Ironically, Brooks was rescued by another LLM.

He took his conversations to Google’s Gemini AI, which backed his growing suspicion that he had become delusional. 

Brooks eventually realized the formulas he was being fed were a deceptive mix of real math and “AI slop.” 

“To realize, ‘Oh, my God, none of that was real,’ it was devastating,” he said.

“I was crying, I was angry. I felt broken.”

Text from ChatGPT.
ChatGPT continued to encourage Brooks after mathematicians rejected his ideas. (Supplied by Allan Brooks)

Launching a support group

After sharing his story on Reddit, Brooks connected with Etienne Brisson, of Sherbrooke, Que., who he helped launch the Human Line Project, which includes a support group for people who have suffered from AI-involved delusions. 

More than 125 people have reported their experiences to the group, which Brooks says helps them work through the shame, embarrassment and loneliness they often feel after coming through their delusions. 

Brisson, 25, says people in the group come from all walks of life, including professionals with families and people with no record of mental illness. About 65 per cent of them are 45 or older. 

While he is not against AI, its sudden arrival and unpredictable effects make him nervous. 

“I feel like right now everyone has a car that goes 200 miles per hour, but there’s no seat belts, there’s no driving lessons, there’s no speed limits,” Brisson said. 

The Human Line Project is working on research with universities, AI ethics experts and mental health experts and hopes to help develop an international AI ethics code. 

Tan has also used his experience to fuel research and advocacy around AI. 

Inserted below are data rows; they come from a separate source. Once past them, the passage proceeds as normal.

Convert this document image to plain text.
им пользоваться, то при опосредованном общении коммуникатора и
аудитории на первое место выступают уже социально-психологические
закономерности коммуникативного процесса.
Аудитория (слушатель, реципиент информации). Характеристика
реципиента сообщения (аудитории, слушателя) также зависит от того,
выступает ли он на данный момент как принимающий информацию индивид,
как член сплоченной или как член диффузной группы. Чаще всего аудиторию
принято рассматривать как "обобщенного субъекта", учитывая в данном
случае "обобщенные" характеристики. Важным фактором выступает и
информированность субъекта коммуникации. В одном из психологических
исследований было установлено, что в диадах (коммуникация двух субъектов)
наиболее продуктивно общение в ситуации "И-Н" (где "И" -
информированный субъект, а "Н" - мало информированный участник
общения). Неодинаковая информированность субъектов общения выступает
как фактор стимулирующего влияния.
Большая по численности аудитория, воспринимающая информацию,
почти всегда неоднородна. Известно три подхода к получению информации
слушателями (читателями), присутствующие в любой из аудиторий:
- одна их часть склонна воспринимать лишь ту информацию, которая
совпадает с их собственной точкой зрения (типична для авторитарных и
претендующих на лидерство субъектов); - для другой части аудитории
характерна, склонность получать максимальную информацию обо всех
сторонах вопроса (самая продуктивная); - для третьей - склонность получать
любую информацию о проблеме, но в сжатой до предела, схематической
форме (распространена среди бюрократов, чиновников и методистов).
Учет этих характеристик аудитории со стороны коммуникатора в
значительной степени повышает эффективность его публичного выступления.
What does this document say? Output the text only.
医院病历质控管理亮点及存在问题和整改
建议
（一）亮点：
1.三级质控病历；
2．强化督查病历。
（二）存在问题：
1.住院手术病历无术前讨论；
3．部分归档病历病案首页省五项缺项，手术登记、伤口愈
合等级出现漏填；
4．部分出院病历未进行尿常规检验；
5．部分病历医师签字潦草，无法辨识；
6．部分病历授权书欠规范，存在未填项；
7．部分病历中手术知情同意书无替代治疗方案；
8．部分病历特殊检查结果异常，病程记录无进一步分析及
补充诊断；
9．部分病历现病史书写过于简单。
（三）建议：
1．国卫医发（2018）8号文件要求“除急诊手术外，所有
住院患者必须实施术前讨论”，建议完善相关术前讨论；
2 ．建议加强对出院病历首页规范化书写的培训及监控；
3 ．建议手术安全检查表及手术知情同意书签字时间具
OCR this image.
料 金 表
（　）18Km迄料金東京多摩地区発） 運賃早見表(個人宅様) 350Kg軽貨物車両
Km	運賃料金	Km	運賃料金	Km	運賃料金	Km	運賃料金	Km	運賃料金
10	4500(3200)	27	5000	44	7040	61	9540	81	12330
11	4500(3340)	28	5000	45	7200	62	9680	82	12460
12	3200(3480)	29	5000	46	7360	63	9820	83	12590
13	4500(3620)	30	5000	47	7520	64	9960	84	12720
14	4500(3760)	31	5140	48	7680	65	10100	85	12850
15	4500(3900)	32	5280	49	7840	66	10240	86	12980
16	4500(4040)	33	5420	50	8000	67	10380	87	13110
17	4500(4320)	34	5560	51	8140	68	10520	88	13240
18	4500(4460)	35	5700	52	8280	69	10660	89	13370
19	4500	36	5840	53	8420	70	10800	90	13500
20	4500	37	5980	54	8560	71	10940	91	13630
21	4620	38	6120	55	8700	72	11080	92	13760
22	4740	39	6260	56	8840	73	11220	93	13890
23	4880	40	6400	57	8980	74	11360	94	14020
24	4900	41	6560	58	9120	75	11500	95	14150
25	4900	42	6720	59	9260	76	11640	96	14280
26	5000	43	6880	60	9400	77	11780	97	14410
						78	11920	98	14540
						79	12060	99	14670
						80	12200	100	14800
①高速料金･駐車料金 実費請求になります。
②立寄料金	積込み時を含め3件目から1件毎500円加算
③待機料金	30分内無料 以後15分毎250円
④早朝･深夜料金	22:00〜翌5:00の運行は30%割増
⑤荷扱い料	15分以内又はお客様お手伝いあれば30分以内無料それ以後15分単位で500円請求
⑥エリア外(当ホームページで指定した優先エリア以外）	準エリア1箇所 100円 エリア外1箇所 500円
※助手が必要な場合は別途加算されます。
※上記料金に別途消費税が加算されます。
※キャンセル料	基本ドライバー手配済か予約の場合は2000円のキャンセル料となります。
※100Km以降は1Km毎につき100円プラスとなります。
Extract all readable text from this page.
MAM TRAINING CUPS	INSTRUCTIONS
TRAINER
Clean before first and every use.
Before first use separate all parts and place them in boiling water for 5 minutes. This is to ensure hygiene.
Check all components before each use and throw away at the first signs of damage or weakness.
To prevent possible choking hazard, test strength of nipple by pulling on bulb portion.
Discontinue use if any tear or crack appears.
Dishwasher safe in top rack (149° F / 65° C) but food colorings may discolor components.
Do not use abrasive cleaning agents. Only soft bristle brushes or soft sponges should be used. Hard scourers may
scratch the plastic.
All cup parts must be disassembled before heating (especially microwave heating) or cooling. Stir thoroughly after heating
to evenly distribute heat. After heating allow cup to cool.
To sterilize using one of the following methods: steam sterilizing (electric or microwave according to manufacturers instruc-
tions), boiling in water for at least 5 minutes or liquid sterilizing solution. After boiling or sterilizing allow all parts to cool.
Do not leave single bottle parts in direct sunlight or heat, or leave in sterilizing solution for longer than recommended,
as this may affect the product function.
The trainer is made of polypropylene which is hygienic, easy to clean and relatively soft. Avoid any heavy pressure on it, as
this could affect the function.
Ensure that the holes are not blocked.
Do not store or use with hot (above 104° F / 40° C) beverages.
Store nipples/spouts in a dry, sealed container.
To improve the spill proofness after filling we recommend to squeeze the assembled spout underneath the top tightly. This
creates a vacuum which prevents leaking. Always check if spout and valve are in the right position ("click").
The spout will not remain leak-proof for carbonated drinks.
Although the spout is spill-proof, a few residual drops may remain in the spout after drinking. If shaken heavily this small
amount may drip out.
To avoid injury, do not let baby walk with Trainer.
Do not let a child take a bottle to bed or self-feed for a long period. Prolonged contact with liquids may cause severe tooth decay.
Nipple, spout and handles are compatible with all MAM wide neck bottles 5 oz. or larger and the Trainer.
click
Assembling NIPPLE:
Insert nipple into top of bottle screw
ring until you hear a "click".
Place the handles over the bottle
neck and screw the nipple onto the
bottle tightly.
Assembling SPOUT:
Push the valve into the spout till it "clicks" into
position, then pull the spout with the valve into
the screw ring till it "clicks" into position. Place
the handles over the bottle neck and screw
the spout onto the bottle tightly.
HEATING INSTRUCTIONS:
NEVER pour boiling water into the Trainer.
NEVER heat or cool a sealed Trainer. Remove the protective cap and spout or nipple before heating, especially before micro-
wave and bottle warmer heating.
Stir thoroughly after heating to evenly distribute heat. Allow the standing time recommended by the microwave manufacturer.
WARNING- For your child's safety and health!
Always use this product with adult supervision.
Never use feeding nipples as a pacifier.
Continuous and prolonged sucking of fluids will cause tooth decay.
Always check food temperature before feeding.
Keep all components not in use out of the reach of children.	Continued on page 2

He finished his masters in consumer culture theory at Queen’s University in August, with a thesis about how people form attachments to AI companions.

He’s now working on the AI Mental Health Project, his own effort to provide resources to help people with AI-related issues around suicide and psychosis. 

In his personal life, he’s putting more effort into human relationships.

“I’m just making decisions more that prioritize people in my life, because I realized how important they are,” he said.